Curioso, logo seu João foi perguntar o que ela jogava pela janela.
- Sementes, disse ela.
Não era exatamente a resposta que esperava. Resolveu continuar a conversa.
- Sementes de quê?
- De flor, respondeu. Esta estrada é tão triste, tão vazia, não tem cores para nos alegrar, só vemos terra seca e sujeira. Gostaria de viajar vendo a beleza das flores ao longo do caminho. Seria muito melhor. Começaríamos o dia mais animados.
- Você acha mesmo que estas sementes vão nascer aí na beirda da estrada, só jogando-as daqui do ônibus? - perguntou seu João.
- Sim - disse. - Mesmo que muitas se percam e não brotem, algumas acabam caindo na terra e vão florescer.
- Mesmo assim, demoram para crescer, precisam de água, precisam ser cuidadas, disse seu João.
Mas a senhora respondeu calmamente:
- Eu faço a minha parte. Sempre há dias de chuva. Se eu não jogar as sementes, tenho certeza que nunca vão brotar. Mas se jogar, elas têm uma chance.
Virou-se para a janela e continuou jogando suas sementes.
O tempo passou, meses depois o homem reparou que o caminho estava bastante florido. A paisagem mudou muito. Estava bem mais alegre, colorida, perfumada... Lembrou então da senhora, mas não a via no ônibus há dias.

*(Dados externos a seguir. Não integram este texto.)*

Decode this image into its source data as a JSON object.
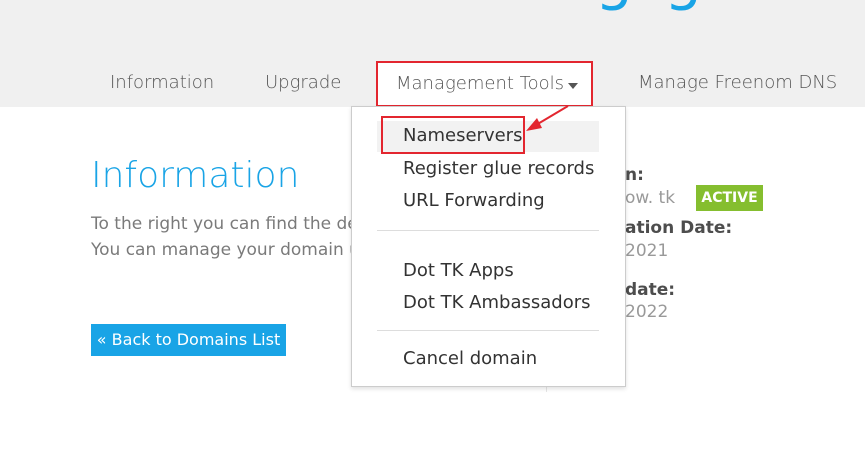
{
  "header": {
    "logo_fragment": "g g",
    "tabs": [
      {
        "label": "Information"
      },
      {
        "label": "Upgrade"
      },
      {
        "label": "Management Tools"
      },
      {
        "label": "Manage Freenom DNS"
      }
    ]
  },
  "dropdown": {
    "items": [
      {
        "label": "Nameservers"
      },
      {
        "label": "Register glue records"
      },
      {
        "label": "URL Forwarding"
      },
      {
        "label": "Dot TK Apps"
      },
      {
        "label": "Dot TK Ambassadors"
      },
      {
        "label": "Cancel domain"
      }
    ]
  },
  "main": {
    "title": "Information",
    "line1": "To the right you can find the deta",
    "line2": "You can manage your domain usi",
    "back_button": "« Back to Domains List"
  },
  "right": {
    "domain_label": "n:",
    "domain_value": "ow.  tk",
    "status": "ACTIVE",
    "reg_label": "ation Date:",
    "reg_value": "2021",
    "exp_label": "date:",
    "exp_value": "2022"
  },
  "colors": {
    "accent": "#19a4e6",
    "highlight_red": "#e3262f",
    "active_badge": "#85be2f"
  }
}
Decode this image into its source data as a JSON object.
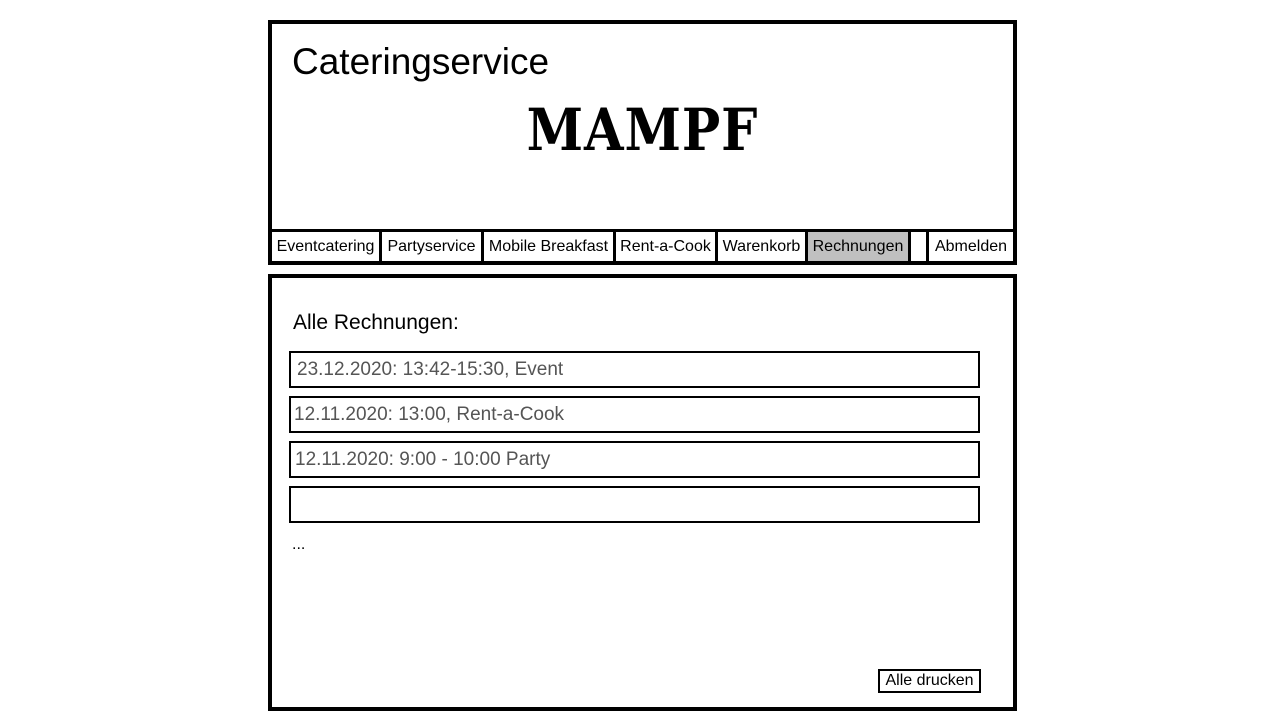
{
  "header": {
    "title": "Cateringservice",
    "logo_text": "MAMPF"
  },
  "nav": {
    "items": [
      {
        "label": "Eventcatering"
      },
      {
        "label": "Partyservice"
      },
      {
        "label": "Mobile Breakfast"
      },
      {
        "label": "Rent-a-Cook"
      },
      {
        "label": "Warenkorb"
      },
      {
        "label": "Rechnungen",
        "active": true
      },
      {
        "label": ""
      },
      {
        "label": "Abmelden"
      }
    ]
  },
  "main": {
    "heading": "Alle Rechnungen:",
    "invoices": [
      {
        "text": "23.12.2020: 13:42-15:30, Event"
      },
      {
        "text": "12.11.2020: 13:00, Rent-a-Cook"
      },
      {
        "text": "12.11.2020: 9:00 - 10:00 Party"
      },
      {
        "text": ""
      }
    ],
    "more_indicator": "...",
    "print_all_label": "Alle drucken"
  },
  "colors": {
    "border": "#000000",
    "active_tab": "#c0c0c0",
    "invoice_text": "#555555"
  }
}
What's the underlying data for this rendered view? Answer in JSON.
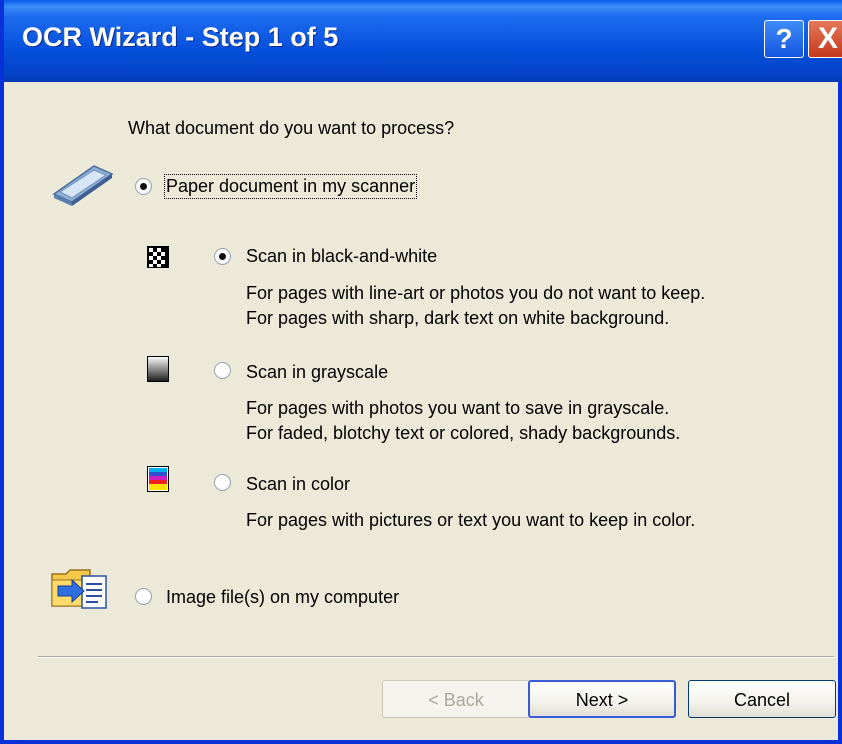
{
  "window": {
    "title": "OCR Wizard - Step 1 of 5",
    "help_label": "?",
    "close_label": "X"
  },
  "question": "What document do you want to process?",
  "options": {
    "paper": {
      "label": "Paper document in my scanner",
      "icon": "scanner-icon",
      "selected": true
    },
    "scan_bw": {
      "label": "Scan in black-and-white",
      "icon": "black-white-icon",
      "selected": true,
      "desc1": "For pages with line-art or photos you do not want to keep.",
      "desc2": "For pages with sharp, dark text on white background."
    },
    "scan_gray": {
      "label": "Scan in grayscale",
      "icon": "grayscale-icon",
      "selected": false,
      "desc1": "For pages with photos you want to save in grayscale.",
      "desc2": "For faded, blotchy text or colored, shady backgrounds."
    },
    "scan_color": {
      "label": "Scan in color",
      "icon": "color-icon",
      "selected": false,
      "desc1": "For pages with pictures or text you want to keep in color."
    },
    "image_files": {
      "label": "Image file(s) on my computer",
      "icon": "folder-import-icon",
      "selected": false
    }
  },
  "buttons": {
    "back": "< Back",
    "next": "Next >",
    "cancel": "Cancel"
  },
  "colors": {
    "titlebar": "#0550DC",
    "dialog_bg": "#ECE9D8",
    "close_red": "#C4381C"
  }
}
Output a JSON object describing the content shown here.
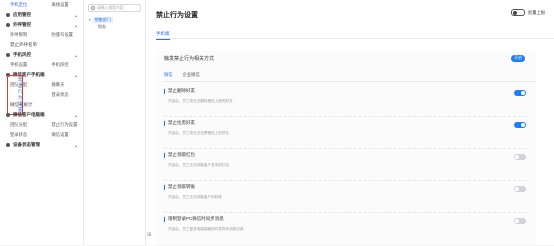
{
  "nav": {
    "rows": [
      {
        "type": "pair",
        "items": [
          "手机定位",
          "离线设置"
        ],
        "highlight": 0
      },
      {
        "type": "group",
        "label": "应用管控"
      },
      {
        "type": "group",
        "label": "外呼管控"
      },
      {
        "type": "pair",
        "items": [
          "外呼限制",
          "防骚号设置"
        ],
        "highlight": -1
      },
      {
        "type": "single",
        "label": "禁止外呼名单"
      },
      {
        "type": "group",
        "label": "手机风控"
      },
      {
        "type": "pair",
        "items": [
          "手机设置",
          "手机风控"
        ],
        "highlight": -1
      },
      {
        "type": "group",
        "label": "微信客户手机端"
      },
      {
        "type": "pair",
        "items": [
          "团队分配",
          "微聊天"
        ],
        "highlight": -1
      },
      {
        "type": "selected",
        "items": [
          "禁止行为设置",
          "登录状态"
        ]
      },
      {
        "type": "single",
        "label": "微信号统计"
      },
      {
        "type": "group",
        "label": "微信客户电脑端"
      },
      {
        "type": "pair",
        "items": [
          "团队分配",
          "禁止行为设置"
        ],
        "highlight": -1
      },
      {
        "type": "pair",
        "items": [
          "登录状态",
          "微信设置"
        ],
        "highlight": -1
      },
      {
        "type": "group",
        "label": "设备状态管理"
      }
    ]
  },
  "tree": {
    "search_placeholder": "请输入搜索内容",
    "root": "销售部门",
    "child": "财务"
  },
  "main": {
    "title": "禁止行为设置",
    "top_toggle_label": "批量上报",
    "tab": "手机端",
    "card_title": "触发禁止行为相关方式",
    "pill_label": "开启",
    "subtabs": [
      "微信",
      "企业微信"
    ],
    "rules": [
      {
        "title": "禁止删除好友",
        "desc": "开启后，员工将无法删除微信上面的好友",
        "on": true
      },
      {
        "title": "禁止拉黑好友",
        "desc": "开启后，员工将无法拉黑微信上的好友",
        "on": true
      },
      {
        "title": "禁止领取红包",
        "desc": "开启后，员工无法领取客户发来的红包",
        "on": false
      },
      {
        "title": "禁止领取转账",
        "desc": "开启后，员工无法领取客户的转账",
        "on": false
      },
      {
        "title": "限制登录PC微信时同步消息",
        "desc": "开启后，员工登录电脑端微信时将同步消息记录",
        "on": false
      }
    ]
  },
  "colors": {
    "accent": "#1f7cf2",
    "highlight_border": "#e53935"
  }
}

Perguntou ao motorista. Ele respondeu que ela havia morrido há cerca de um mês.
Seu João começou a pensar, chocado com a notícia: as flores nasceram mesmo, mas de que adiantou o trabalho, a senhora nem pôde ver as flores crescidas. Enquanto pensava no trabalho "inútil" da senhora, viu uma criança sorrindo. Ela contemplava a beleza das flores, apontando entusiasmada para aquela maravilha ao lado da estrada. Só aí entendeu o efeito da ação da senhora.
No dia seguinte, pegou um pacotinho de sementes e começou a jogar pela janela do ônibus.

Para refletirmos...

Os frutos das boas ações não são colhidos de imediato. Podem demorar anos. Às vezes nem é quem plantou as sementes que colherá os frutos. Mas a sensação de fazer o bem, de levar a alegria a uma pessoa, compensa qualquer esforço. Mesmo que os resultados não sejam os esperados, ou não sejamos reconhecidos por nossa ação, devemos fazer a nossa parte, dar nossa contribuição. Precisamos que cada um faça a sua parte! Só assim veremos sorrisos no rosto das crianças... Se cada um esperar pelo outro, ninguém faz nada e o mundo (sociedade) continuará sempre o mesmo, seco, sem cor, sem brilho.

Quais as "sementes" que lanço pelo caminho da minha vida? Quais poderia lançar, mas não o faço? O que me impede? Qual o valor da solidariedade? Qual a contribuição que procuro dar a movimentos sociais, voluntariados, pastorais etc.? O que estou esperando para pegar um "saco de sementes" e sair jogando-as pela terra seca?